Adım attım bu semte, her yer efkar kokuyor. 

İleride bir basketbol sahası, içinde ağlayan bir genç kız...

Bu sefer şiir satmıyor adam. Hayal dükkanı da yok artık!

İleride bir acı dükkanı, hemen yanında hayal kırıklıkları ve kulaklara dolan hıçkırık sesleri...

***

Simsiyah bir oda, yerlerde zorla görünen iki damla kan.

Adım attım bu semte, her yer acı kokuyor...

Nerede kaldı çocukluğumuz? Hani nerede sevdiğimiz oyunlar?
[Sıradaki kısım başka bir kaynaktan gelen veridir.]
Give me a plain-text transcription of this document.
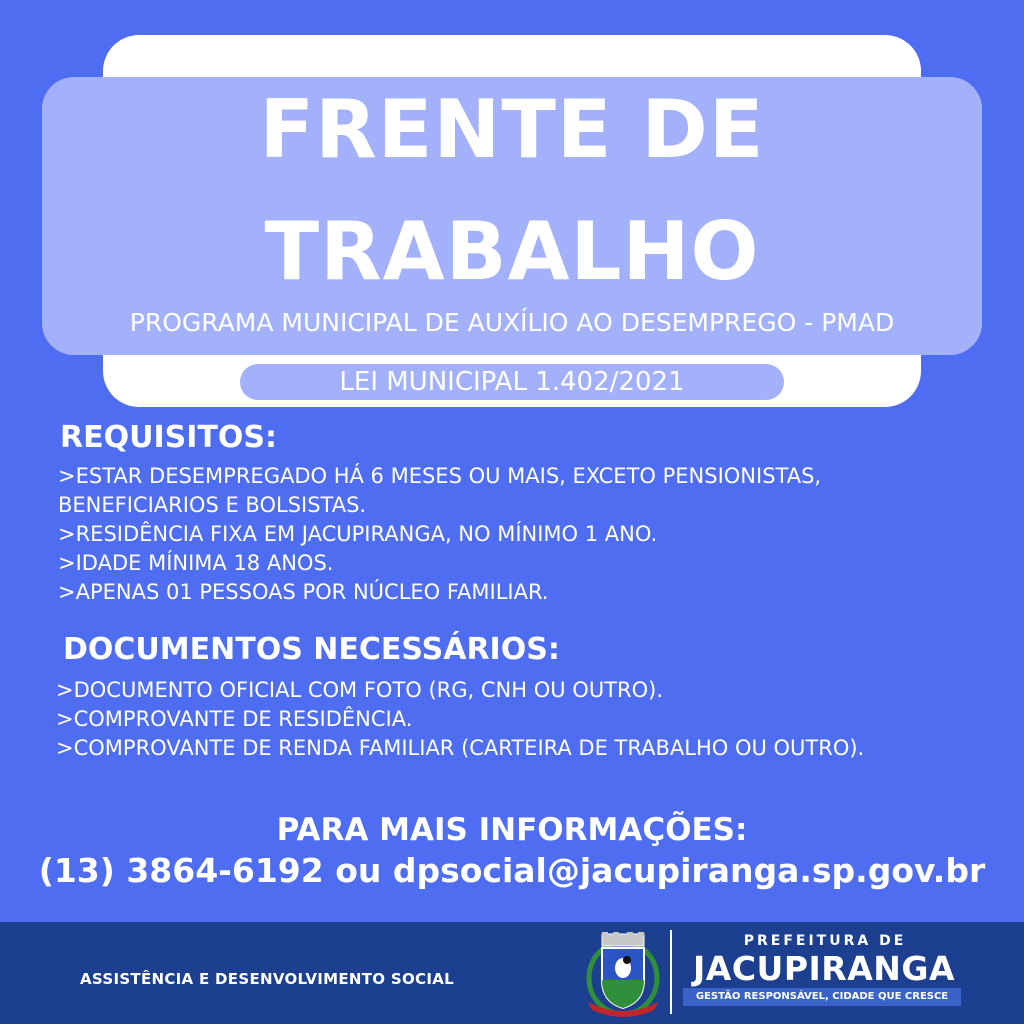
FRENTE DE
TRABALHO
PROGRAMA MUNICIPAL DE AUXÍLIO AO DESEMPREGO - PMAD
LEI MUNICIPAL 1.402/2021
REQUISITOS:
>ESTAR DESEMPREGADO HÁ 6 MESES OU MAIS, EXCETO PENSIONISTAS,
BENEFICIARIOS E BOLSISTAS.
>RESIDÊNCIA FIXA EM JACUPIRANGA, NO MÍNIMO 1 ANO.
>IDADE MÍNIMA 18 ANOS.
>APENAS 01 PESSOAS POR NÚCLEO FAMILIAR.
DOCUMENTOS NECESSÁRIOS:
>DOCUMENTO OFICIAL COM FOTO (RG, CNH OU OUTRO).
>COMPROVANTE DE RESIDÊNCIA.
>COMPROVANTE DE RENDA FAMILIAR (CARTEIRA DE TRABALHO OU OUTRO).
PARA MAIS INFORMAÇÕES:
(13) 3864-6192 ou dpsocial@jacupiranga.sp.gov.br
ASSISTÊNCIA E DESENVOLVIMENTO SOCIAL
PREFEITURA DE
JACUPIRANGA
GESTÃO RESPONSÁVEL, CIDADE QUE CRESCE
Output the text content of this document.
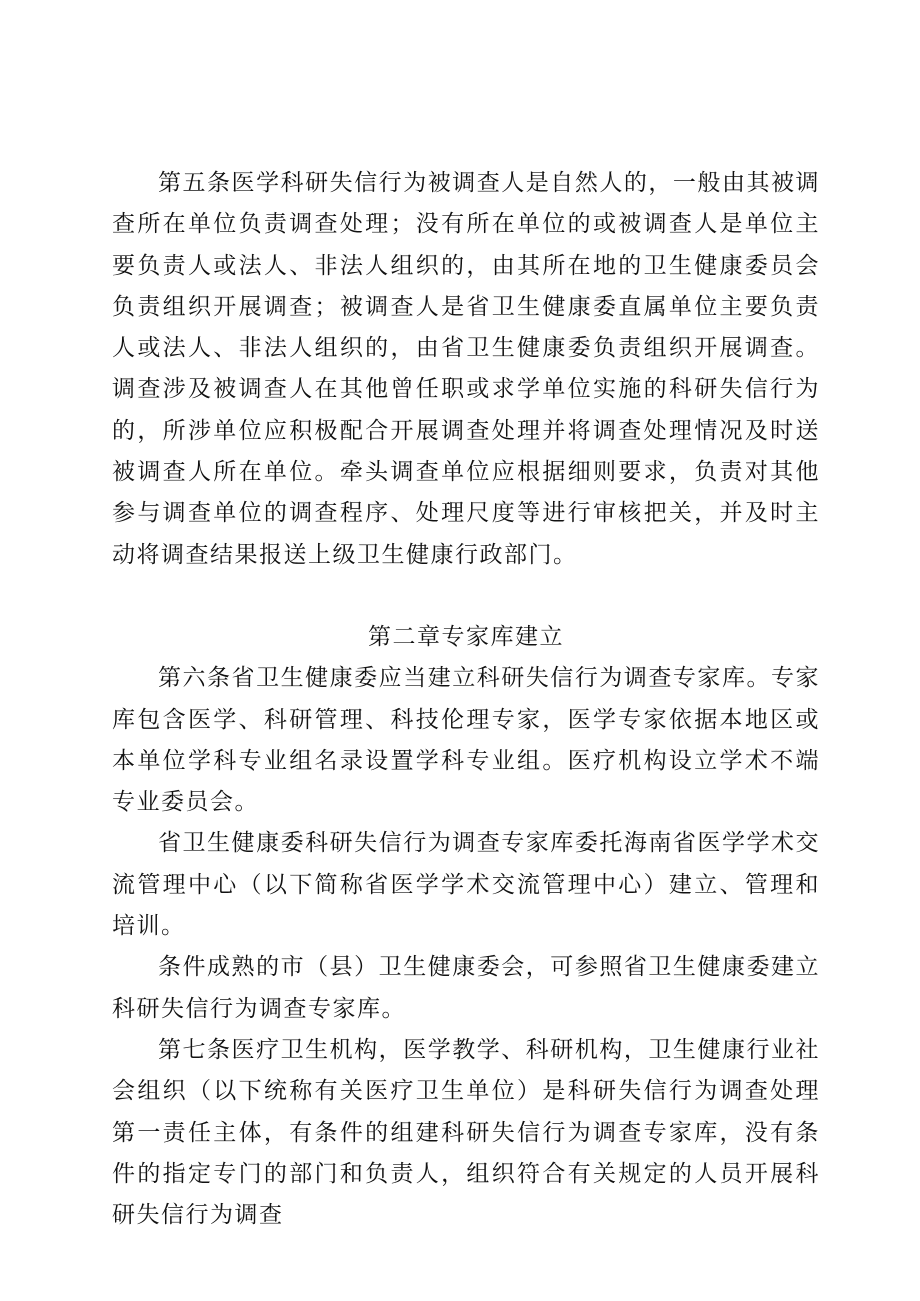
第五条医学科研失信行为被调查人是自然人的，一般由其被调查所在单位负责调查处理；没有所在单位的或被调查人是单位主要负责人或法人、非法人组织的，由其所在地的卫生健康委员会负责组织开展调查；被调查人是省卫生健康委直属单位主要负责人或法人、非法人组织的，由省卫生健康委负责组织开展调查。调查涉及被调查人在其他曾任职或求学单位实施的科研失信行为的，所涉单位应积极配合开展调查处理并将调查处理情况及时送被调查人所在单位。牵头调查单位应根据细则要求，负责对其他参与调查单位的调查程序、处理尺度等进行审核把关，并及时主动将调查结果报送上级卫生健康行政部门。

第二章专家库建立

第六条省卫生健康委应当建立科研失信行为调查专家库。专家库包含医学、科研管理、科技伦理专家，医学专家依据本地区或本单位学科专业组名录设置学科专业组。医疗机构设立学术不端专业委员会。

省卫生健康委科研失信行为调查专家库委托海南省医学学术交流管理中心（以下简称省医学学术交流管理中心）建立、管理和培训。

条件成熟的市（县）卫生健康委会，可参照省卫生健康委建立科研失信行为调查专家库。

第七条医疗卫生机构，医学教学、科研机构，卫生健康行业社会组织（以下统称有关医疗卫生单位）是科研失信行为调查处理第一责任主体，有条件的组建科研失信行为调查专家库，没有条件的指定专门的部门和负责人，组织符合有关规定的人员开展科研失信行为调查
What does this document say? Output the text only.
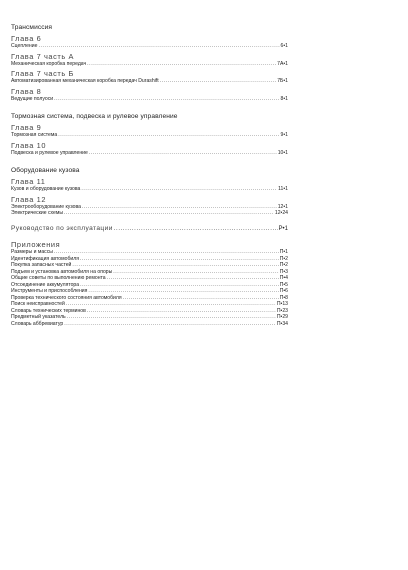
Трансмиссия

Глава 6

Сцепление .....	6•1

Глава 7 часть А

Механическая коробка передач .....	7А•1

Глава 7 часть Б

Автоматизированная механическая коробка передач Durashift .....	7Б•1

Глава 8

Ведущие полуоси .....	8•1

Тормозная система, подвеска и рулевое управление

Глава 9

Тормозная система .....	9•1

Глава 10

Подвеска и рулевое управление .....	10•1

Оборудование кузова

Глава 11

Кузов и оборудование кузова .....	11•1

Глава 12

Электрооборудование кузова .....	12•1
Электрические схемы .....	12•24
Руководство по эксплуатации .....	Р•1

Приложения

Размеры и массы .....	П•1
Идентификация автомобиля .....	П•2
Покупка запасных частей .....	П•2
Подъем и установка автомобиля на опоры .....	П•3
Общие советы по выполнению ремонта .....	П•4
Отсоединение аккумулятора .....	П•5
Инструменты и приспособления .....	П•6
Проверка технического состояния автомобиля .....	П•8
Поиск неисправностей .....	П•13
Словарь технических терминов .....	П•23
Предметный указатель .....	П•29
Словарь аббревиатур .....	П•34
Hayallerin elinde oyuncak olmak için büyümedik ki...

***

Harcama dediler gülüşlerini, solar sonra.

Solmadı be adam! Senin mezarında güller soldu, benim gülüşlerim değil.

Adım attım bu semte, her yer gözyaşı tadında...

Çamurdan izler yok artık, koşamıyorum ki sana!

***

Sokak lambaları 07.04'de sönüyor burada...

Sensizken öğrendim bunu da dedem...

Adım attım bu semte, her yer sen kokuyor...

Mezarında ağladım bugün de...

***

Mezarının başına yazıyorum bu satırları dede. Canımı yakışına, paramparça edişine haykırıyor gözlerim... Acısa da dudaklarım gülüyorum işte bir şekilde. Senn üzülme diye iki gamzemi seriyorum ortaya. Dizim tutmaz oldu, çöktüm mezarının başına. Sarılmak istedim toprağına, yapamadım! Yaraların acır diye sarılamadım sana! Sadece mezar taşını öpmekle yetindim her zamanki gibi. Sonra yattım kara toprağa... Böcek mi? Korkmuyorum artık... Korktuğumda sarılacağım bir dedem olmadığını anladım çünkü. Korkularımı korkuttum biraz da. 

Bir ara vazgeçmek istedim seni beklemekten. "Ölenler kalpte değil mezarda gömülü kalmalı dedim çekildim köşeme... Sonra fark ettim ki ölen sen değil benmişim!"